If you Roth convert the taxes are paid and the growth is tax free, not tax deferred. You keep it all. As long as you own a IRA you’re in bed with the government and they call the tune, not you. You pay what they say. With a Roth you kick the government out of bed. You pay taxes up front but later in retirement the Roth growth goes to the moon and the IRA is hugely stilted because of ever higher taxes. So growth curves cross at some point in the future. Late in retirement Roth wins, early IRA wins. So when do you plan to die? When does your wife plan to die? If you’re both dead by 80 SEPP. If you die at 80 and your wife goes to 95 her tax bracket can jump 2 brackets upon your death. In that case clearly Roth conversion is the ticket. That’s what you have to game out.
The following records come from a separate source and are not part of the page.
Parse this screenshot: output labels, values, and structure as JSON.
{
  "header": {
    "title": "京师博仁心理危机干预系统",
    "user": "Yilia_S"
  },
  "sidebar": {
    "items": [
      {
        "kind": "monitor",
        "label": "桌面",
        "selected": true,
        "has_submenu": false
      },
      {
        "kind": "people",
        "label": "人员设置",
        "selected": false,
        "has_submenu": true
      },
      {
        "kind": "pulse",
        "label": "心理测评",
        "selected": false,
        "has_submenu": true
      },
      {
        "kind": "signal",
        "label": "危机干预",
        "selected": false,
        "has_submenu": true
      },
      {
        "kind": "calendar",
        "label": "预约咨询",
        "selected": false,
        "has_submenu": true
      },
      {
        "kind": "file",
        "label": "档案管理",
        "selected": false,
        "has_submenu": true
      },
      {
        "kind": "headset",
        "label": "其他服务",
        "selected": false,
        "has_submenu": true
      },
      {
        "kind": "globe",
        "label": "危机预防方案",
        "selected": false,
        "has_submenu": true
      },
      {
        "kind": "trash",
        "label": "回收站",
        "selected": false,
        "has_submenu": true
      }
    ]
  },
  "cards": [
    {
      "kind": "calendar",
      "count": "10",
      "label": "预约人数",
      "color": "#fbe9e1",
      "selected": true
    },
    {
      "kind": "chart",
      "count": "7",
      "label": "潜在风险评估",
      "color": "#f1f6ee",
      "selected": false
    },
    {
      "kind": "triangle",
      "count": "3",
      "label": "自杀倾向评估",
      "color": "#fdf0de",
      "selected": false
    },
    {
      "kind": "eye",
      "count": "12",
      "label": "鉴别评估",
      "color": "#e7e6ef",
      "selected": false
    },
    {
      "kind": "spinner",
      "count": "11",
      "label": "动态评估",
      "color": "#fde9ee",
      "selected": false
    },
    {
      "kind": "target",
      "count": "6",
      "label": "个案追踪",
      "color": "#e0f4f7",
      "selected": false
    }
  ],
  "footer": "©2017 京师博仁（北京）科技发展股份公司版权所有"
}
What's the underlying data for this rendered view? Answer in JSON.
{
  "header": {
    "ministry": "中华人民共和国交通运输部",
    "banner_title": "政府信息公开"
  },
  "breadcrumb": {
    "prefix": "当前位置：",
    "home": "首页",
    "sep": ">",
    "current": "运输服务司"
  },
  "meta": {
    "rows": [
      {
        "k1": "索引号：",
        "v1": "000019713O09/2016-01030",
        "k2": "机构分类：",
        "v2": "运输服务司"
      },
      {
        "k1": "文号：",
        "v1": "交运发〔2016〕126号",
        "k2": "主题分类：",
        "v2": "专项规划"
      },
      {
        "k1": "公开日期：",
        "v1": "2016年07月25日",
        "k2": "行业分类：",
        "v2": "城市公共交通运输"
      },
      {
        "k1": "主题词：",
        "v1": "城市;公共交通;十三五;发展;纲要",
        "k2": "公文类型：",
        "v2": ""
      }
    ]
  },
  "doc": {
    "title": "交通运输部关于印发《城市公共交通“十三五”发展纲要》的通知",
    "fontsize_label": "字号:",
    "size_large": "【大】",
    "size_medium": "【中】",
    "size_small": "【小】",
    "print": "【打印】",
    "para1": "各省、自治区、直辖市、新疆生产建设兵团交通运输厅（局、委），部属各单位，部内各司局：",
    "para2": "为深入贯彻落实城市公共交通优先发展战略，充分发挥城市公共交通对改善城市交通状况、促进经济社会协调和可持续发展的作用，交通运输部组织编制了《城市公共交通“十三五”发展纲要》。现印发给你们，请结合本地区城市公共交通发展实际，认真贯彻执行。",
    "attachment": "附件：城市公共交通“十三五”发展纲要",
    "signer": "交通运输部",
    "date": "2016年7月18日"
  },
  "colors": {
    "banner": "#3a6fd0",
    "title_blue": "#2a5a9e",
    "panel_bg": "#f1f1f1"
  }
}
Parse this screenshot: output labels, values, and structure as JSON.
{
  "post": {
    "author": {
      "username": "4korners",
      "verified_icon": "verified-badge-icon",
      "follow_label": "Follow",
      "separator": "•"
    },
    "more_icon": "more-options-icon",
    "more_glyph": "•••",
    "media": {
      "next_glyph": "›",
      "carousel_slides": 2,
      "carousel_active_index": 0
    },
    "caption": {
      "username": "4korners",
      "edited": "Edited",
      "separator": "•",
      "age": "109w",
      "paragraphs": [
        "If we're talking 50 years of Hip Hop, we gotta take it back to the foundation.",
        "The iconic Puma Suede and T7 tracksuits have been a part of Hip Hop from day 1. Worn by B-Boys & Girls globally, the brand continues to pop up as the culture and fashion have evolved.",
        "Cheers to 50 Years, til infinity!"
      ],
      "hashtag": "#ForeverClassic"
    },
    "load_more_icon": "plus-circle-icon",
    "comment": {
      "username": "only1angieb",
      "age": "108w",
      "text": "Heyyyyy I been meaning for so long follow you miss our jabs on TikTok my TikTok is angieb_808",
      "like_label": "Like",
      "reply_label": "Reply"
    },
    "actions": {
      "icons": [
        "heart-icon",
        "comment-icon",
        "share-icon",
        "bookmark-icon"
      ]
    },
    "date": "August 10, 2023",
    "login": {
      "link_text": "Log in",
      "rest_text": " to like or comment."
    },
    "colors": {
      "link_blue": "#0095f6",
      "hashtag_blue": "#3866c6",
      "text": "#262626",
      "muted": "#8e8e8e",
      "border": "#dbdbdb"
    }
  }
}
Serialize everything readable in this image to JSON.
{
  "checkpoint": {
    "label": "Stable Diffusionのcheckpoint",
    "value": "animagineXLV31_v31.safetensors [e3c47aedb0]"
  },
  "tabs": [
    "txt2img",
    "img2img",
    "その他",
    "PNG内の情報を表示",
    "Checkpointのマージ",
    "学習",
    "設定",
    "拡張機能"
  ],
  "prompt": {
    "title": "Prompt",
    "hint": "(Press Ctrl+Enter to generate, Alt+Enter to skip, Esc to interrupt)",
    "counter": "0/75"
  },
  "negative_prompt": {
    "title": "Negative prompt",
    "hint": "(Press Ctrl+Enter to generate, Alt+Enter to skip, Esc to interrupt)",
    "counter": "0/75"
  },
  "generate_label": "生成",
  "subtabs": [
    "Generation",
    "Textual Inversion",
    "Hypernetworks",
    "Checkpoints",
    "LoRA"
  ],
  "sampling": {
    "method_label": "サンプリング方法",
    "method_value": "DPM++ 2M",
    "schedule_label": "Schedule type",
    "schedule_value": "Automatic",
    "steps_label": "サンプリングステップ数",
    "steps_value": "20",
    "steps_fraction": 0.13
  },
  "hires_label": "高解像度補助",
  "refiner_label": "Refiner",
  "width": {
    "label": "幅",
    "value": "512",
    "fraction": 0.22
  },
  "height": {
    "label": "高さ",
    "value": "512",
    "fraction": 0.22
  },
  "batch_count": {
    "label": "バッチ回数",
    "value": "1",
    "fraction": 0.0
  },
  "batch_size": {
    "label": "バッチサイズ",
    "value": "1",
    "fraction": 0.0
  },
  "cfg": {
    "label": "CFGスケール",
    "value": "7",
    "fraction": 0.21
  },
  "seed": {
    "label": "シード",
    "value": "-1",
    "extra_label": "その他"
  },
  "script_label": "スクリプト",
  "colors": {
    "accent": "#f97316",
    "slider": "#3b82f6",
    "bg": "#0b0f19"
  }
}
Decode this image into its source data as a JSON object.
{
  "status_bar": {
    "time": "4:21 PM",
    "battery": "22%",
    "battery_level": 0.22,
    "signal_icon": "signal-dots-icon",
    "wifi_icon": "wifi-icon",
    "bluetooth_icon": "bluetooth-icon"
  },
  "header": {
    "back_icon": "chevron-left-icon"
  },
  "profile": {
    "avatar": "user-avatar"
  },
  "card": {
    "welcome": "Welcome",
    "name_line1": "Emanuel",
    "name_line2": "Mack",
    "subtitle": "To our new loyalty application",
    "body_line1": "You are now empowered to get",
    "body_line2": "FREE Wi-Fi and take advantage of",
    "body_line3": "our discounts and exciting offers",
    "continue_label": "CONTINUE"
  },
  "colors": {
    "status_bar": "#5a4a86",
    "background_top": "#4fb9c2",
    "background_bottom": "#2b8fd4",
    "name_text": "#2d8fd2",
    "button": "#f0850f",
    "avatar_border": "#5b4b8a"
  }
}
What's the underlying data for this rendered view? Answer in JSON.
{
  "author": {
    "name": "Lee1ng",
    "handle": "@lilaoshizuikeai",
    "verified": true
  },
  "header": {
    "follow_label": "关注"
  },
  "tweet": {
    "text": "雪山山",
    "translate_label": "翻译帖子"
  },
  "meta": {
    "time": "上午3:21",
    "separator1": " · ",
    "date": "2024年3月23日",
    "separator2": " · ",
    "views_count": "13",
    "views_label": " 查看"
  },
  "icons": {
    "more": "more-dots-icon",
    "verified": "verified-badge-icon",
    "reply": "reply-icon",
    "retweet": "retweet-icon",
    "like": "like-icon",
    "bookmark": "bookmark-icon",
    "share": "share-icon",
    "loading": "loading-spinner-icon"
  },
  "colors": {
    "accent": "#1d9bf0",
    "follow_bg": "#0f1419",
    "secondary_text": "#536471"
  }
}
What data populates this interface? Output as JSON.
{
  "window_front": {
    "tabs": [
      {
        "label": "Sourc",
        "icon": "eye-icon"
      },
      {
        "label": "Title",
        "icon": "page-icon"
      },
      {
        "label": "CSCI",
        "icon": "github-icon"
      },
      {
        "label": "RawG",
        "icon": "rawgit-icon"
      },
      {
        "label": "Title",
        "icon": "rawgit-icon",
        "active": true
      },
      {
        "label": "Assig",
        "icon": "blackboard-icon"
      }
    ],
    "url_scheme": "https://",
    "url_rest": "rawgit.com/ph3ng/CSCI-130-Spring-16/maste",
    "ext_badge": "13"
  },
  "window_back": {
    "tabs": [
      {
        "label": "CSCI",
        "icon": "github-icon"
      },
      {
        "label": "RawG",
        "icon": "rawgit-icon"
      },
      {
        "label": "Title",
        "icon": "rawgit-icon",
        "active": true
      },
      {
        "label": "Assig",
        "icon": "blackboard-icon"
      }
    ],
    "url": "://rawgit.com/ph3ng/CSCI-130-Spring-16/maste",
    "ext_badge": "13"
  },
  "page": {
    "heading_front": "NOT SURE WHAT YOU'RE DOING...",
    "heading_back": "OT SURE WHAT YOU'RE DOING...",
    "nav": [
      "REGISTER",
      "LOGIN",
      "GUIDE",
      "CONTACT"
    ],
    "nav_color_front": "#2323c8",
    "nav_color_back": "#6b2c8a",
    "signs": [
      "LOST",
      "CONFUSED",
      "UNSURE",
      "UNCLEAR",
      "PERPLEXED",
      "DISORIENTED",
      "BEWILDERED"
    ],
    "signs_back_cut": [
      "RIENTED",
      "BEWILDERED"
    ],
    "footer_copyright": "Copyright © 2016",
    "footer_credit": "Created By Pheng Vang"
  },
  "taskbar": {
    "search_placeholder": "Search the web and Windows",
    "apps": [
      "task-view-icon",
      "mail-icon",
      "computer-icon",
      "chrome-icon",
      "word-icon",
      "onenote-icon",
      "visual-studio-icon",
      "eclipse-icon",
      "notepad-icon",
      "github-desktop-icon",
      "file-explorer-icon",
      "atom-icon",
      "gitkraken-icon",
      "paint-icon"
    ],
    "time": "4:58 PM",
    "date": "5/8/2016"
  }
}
In my case my younger wife comes from long lived people and she’s healthy as a mule, but beautiful as a palomino so I want her taken care of without the government in her bed when I’m dead, so I’m Roth converting nearly everything but 500K which will act as an annuity, paying the taxes and kicking the government to the curb. I
have no problem owning a large brokerage. In fact it’s the largest account I own. I also own some decades worth of tax loss harvest which I can pair with the brokerage to remove money tax free, just like a Roth, till the TLH is gone. I made too much money to get any tax break on the money going into my IRA’s so it’s taxed going in just like a brokerage. A brokerage coming out is tax advantaged with lower to zero cap gains, compared to the progressive taxation on ordinary income. So with an IRA at my tax bracket you’re taxed going in as ordinary income and taxed coming out as ordinary income but at a double progressive rate due to the progressive nature of RMD and the normal progressive nature of ordinary income. With a brokerage and some TLH or if you stay in the 12% bracket, you are taxed going in as ordinary income and not taxed coming out. I this case a tax optimized brokerage with no cap gains. kicks hell out of a IRA. So far I’ve converted 700K of brokerage to cash and haven’t paid a dime of taxes. Homey likes his brokerage. Optimizing Retirement is more complicated than it might otherwise seem.